Psicologia Escolar
J.L.Belas – maio de 2009
Pode parecer estranho falar-se de avaliação da aprendizagem na Educação Infantil. Mais estranho ainda é falar de autoavaliação, já que esses “alunos” são pequenos e, aparentemente, sem condições de realizar uma tarefa tão complexa como essa.
No presente texto, pretendo dividir com o leitor uma experiência que vivi, ao trabalhar com crianças pequenas, cujas idades iam de 3 a 5 anos.
Tudo isso aconteceu nos anos 80, numa escola experimental da cidade de Niterói – Rio de Janeiro. Era psicólogo nessa instituição e atuava junto aos professores, através de reuniões semanais. Nessas ocasiões, discutíamos sobre o andamento das atividades desenvolvidas em sala de aula, situações curiosas, difíceis, novidades que deram certo, enfim, trocávamos experiências sobre nossos contatos com aquelas crianças, iniciantes na vida escolar.
Até aquele instante de nossas vivências como educadores de crianças da “pré-escola” (nome usado naquela época), o desenvolvimento de cada criança era avaliado pelos professores que lidavam com ela, através dos “conselhos de classe”. Cada aluno era julgado pela equipe de profissionais à qual ele estava entregue, mas não se levava em conta o que ele mesmo pensava de si. Num dado momento, em um de nossos encontros semanais, surgiu uma discussão sobre este tema e, a partir disso, uma proposta: na avaliação dos alunos deveríamos considerar, também, o que cada um deles pensa sobre seu próprio crescimento ao longo do ano letivo.

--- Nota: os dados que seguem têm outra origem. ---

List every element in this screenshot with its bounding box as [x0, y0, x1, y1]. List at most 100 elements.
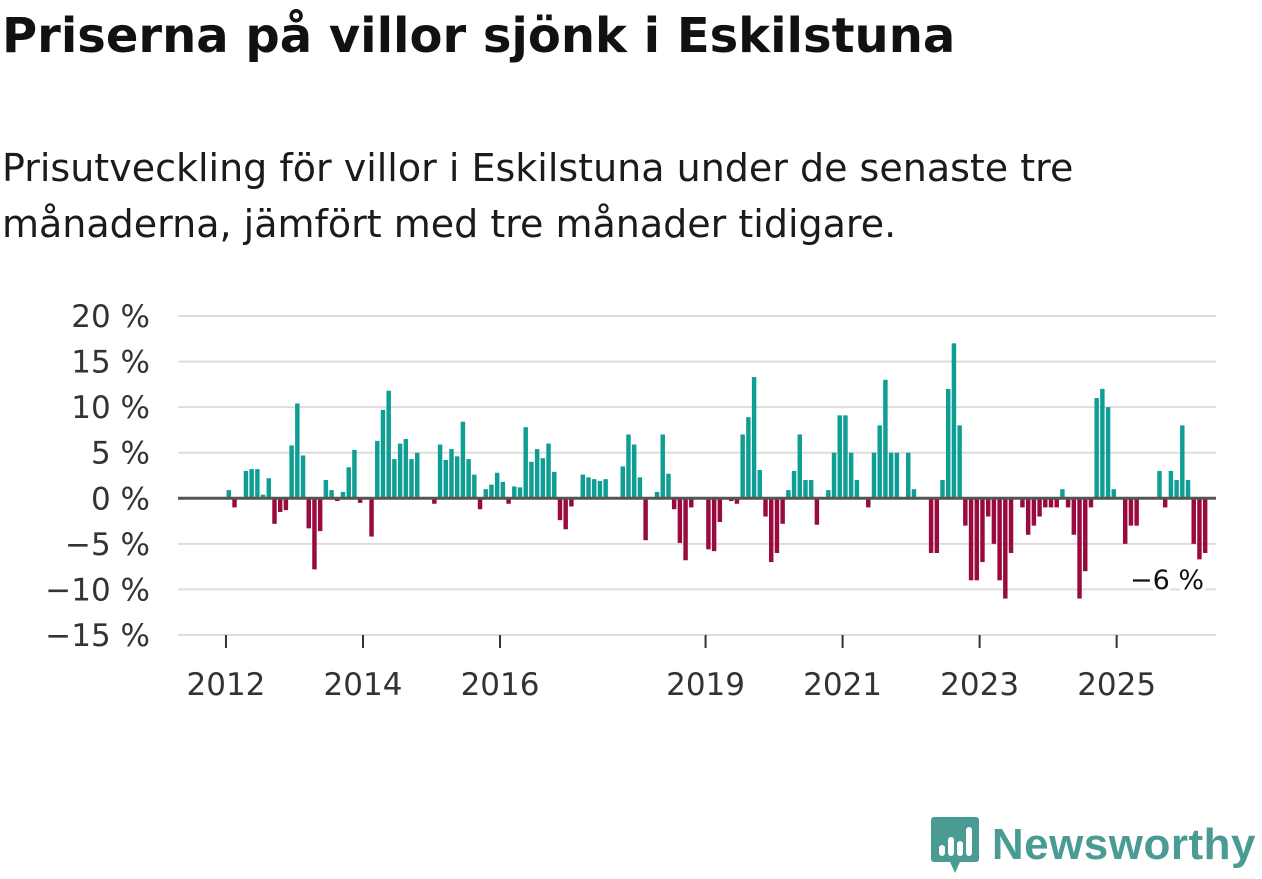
bar: [769, 498, 774, 563]
bar: [1191, 498, 1196, 544]
bar: [1174, 480, 1179, 499]
bar: [945, 388, 951, 499]
bar: [295, 403, 300, 499]
bar: [1054, 498, 1059, 508]
bar: [843, 415, 848, 499]
bar: [1031, 498, 1037, 526]
bar: [1060, 489, 1065, 499]
bar: [466, 459, 471, 499]
bar: [643, 498, 648, 541]
bar: [1094, 398, 1099, 499]
bar: [392, 459, 397, 499]
bar: [1185, 480, 1191, 499]
bar: [671, 498, 677, 510]
bar: [557, 498, 563, 521]
bar: [985, 498, 991, 517]
bar: [1111, 489, 1117, 499]
bar: [1037, 498, 1042, 517]
bar: [477, 498, 483, 510]
bar: [380, 409, 386, 499]
bar: [963, 498, 968, 526]
bar: [1003, 498, 1008, 599]
bar: [255, 469, 260, 499]
bar: [763, 498, 768, 517]
bar: [260, 494, 266, 499]
bar: [1008, 498, 1014, 553]
bar: [980, 498, 985, 563]
last-value-label: −6 %: [1130, 565, 1204, 596]
bar: [837, 415, 842, 499]
y-tick-label: 0 %: [91, 481, 150, 517]
bar: [437, 444, 443, 499]
bar: [620, 466, 625, 499]
bar: [272, 498, 277, 524]
bar: [1025, 498, 1031, 535]
bar: [329, 490, 334, 499]
bar: [774, 498, 780, 553]
bar: [706, 498, 711, 550]
brand-name[interactable]: Newsworthy: [991, 820, 1256, 869]
bar: [1077, 498, 1082, 599]
bar: [317, 498, 323, 532]
bar: [232, 498, 237, 508]
bar: [454, 456, 460, 499]
x-tick-label: 2016: [461, 667, 540, 703]
bar: [740, 434, 745, 499]
bar: [540, 458, 546, 499]
bar: [746, 417, 751, 499]
bar: [1202, 498, 1208, 553]
bar: [1157, 470, 1162, 499]
bar: [597, 480, 603, 499]
newsworthy-logo-icon: [930, 817, 979, 873]
bar: [243, 470, 249, 499]
x-tick-label: 2019: [666, 667, 745, 703]
bar: [312, 498, 317, 570]
bar: [592, 479, 597, 499]
y-tick-label: −10 %: [45, 572, 150, 608]
x-tick-label: 2014: [324, 667, 403, 703]
bar: [1180, 425, 1185, 499]
bar: [1105, 407, 1111, 499]
bar: [546, 443, 551, 499]
bar: [968, 498, 974, 581]
bar: [517, 487, 523, 499]
bar: [1071, 498, 1077, 535]
bar: [1048, 498, 1054, 508]
last-value-halo: −6 %: [1130, 565, 1204, 596]
bar-chart: 20 % 15 % 10 % 5 % 0 % −5 % −10 % −15 % 2012 2014…: [45, 299, 1216, 703]
bar: [911, 489, 917, 499]
bar: [443, 460, 448, 499]
newsworthy-brand[interactable]: Newsworthy: [930, 815, 1256, 875]
x-tick-label: 2025: [1077, 667, 1156, 703]
bar: [506, 498, 511, 504]
bar: [928, 498, 934, 553]
bar: [866, 498, 871, 508]
bar: [226, 490, 232, 499]
chart-subtitle: Prisutveckling för villor i Eskilstuna u…: [2, 146, 1074, 246]
y-tick-label: 15 %: [71, 345, 150, 381]
grid-layer: [178, 315, 1216, 636]
bar: [523, 427, 528, 499]
bar-layer: [226, 343, 1208, 599]
bar: [569, 498, 574, 507]
bar: [1168, 470, 1174, 499]
bar: [1065, 498, 1071, 508]
bar: [803, 480, 808, 499]
bar: [563, 498, 568, 530]
bar: [854, 480, 860, 499]
bar: [1083, 498, 1088, 572]
bar: [300, 455, 306, 499]
bar: [357, 498, 363, 503]
bar: [780, 498, 785, 524]
bar: [266, 478, 272, 499]
bar: [717, 498, 723, 522]
bar: [1134, 498, 1139, 526]
bar: [871, 452, 877, 499]
bar: [751, 377, 757, 499]
bar: [1020, 498, 1025, 508]
bar: [403, 439, 409, 499]
bar: [689, 498, 694, 508]
y-tick-label: 10 %: [71, 390, 150, 426]
bar: [494, 472, 500, 499]
bar: [677, 498, 683, 543]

O primeiro obstáculo surgido, mas rapidamente superado, foi criar um instrumento de autoavaliação para crianças que ainda não dominavam a leitura e a escrita. Nas turmas mais adiantadas, isso seria fácil. Bastaria elaborar um questionário e pedir aos alunos que respondessem às perguntas contidas neles. Mas, no caso da pré-escola, o que poderia ser feito? Entrevistar criança por criança? Ler para ela as perguntas propostas e anotar suas respostas? É, poderia ser feito assim. Entretanto essa ideia não nos agradava. E foi aí que nasceu uma solução. No nosso grupo, havia uma professora de artes que desenhava muito bem. Logo pensamos que ela teria condições de transformar a escrita em desenho. Em outras palavras, em vez de escrevermos as perguntas, faríamos algo semelhante a uma revista em quadrinhos.
Os itens a serem avaliados eram, basicamente, os mesmos utilizados pelos professores: conteúdo, atitudes em sala de aula e relacionamento com os colegas. Para cada um dos aspectos avaliados, a criança deveria assinalar com X um dos três círculos coloridos, postos ao lado do desenho que significava um dos fatores a serem avaliados.
Esses desenhos, antes de introduzirmos na autoavaliação, foram apresentados aos alunos, de tal forma que, ao vê-los, sabiam exatamente o que significavam.
A gradação, ou “nota”, que davam a cada um dos itens avaliados, correspondia a três níveis distintos: bom, mais ou menos, preciso melhorar. Quando consideravam que conseguiram um bom resultado, colocavam X sobre o círculo VERDE. Quando consideravam que não foram tão bem durante o período em avaliação, colocavam X sobre o círculo AMARELO. Quando percebiam que não foram bem e que precisavam melhorar, X sobre o círculo VERMELHO.
Quando o grupo pensou em executar essa ideia, pairava sobre nós uma dúvida quanto aos resultados que poderiam advir dela. Não tínhamos certeza se conseguiríamos alcançar nossos objetivos, se valeria a pena desenvolver esta proposta e, principalmente, se ela seria, de fato, benéfica para aquelas crianças.
Tentamos. Ficamos encantados com os resultados. Ficaram acima das nossas expectativas.
O mais surpreendente nessa experiência foi a constatação de que crianças, mesmo as mais novas, são capazes de fazer autoavaliações fantasticamente justas, corretas e, muitas vezes, mais precisas do que as dos seus professores.
A autoconsciência crescente de suas atitudes, de seu empenho na realização de seus deveres e obrigações parece trazer, para aquelas pequenas pessoas, um amadurecimento natural (dentro do seu nível de crescimento, de sua idade), que vai ganhando forma e consistência, progressivamente.
Talvez, este recurso possa ser de grande alcance na educação de cidadãos conscientes de si, do outro e de seu papel na construção de uma sociedade mais solidária, responsável e humana.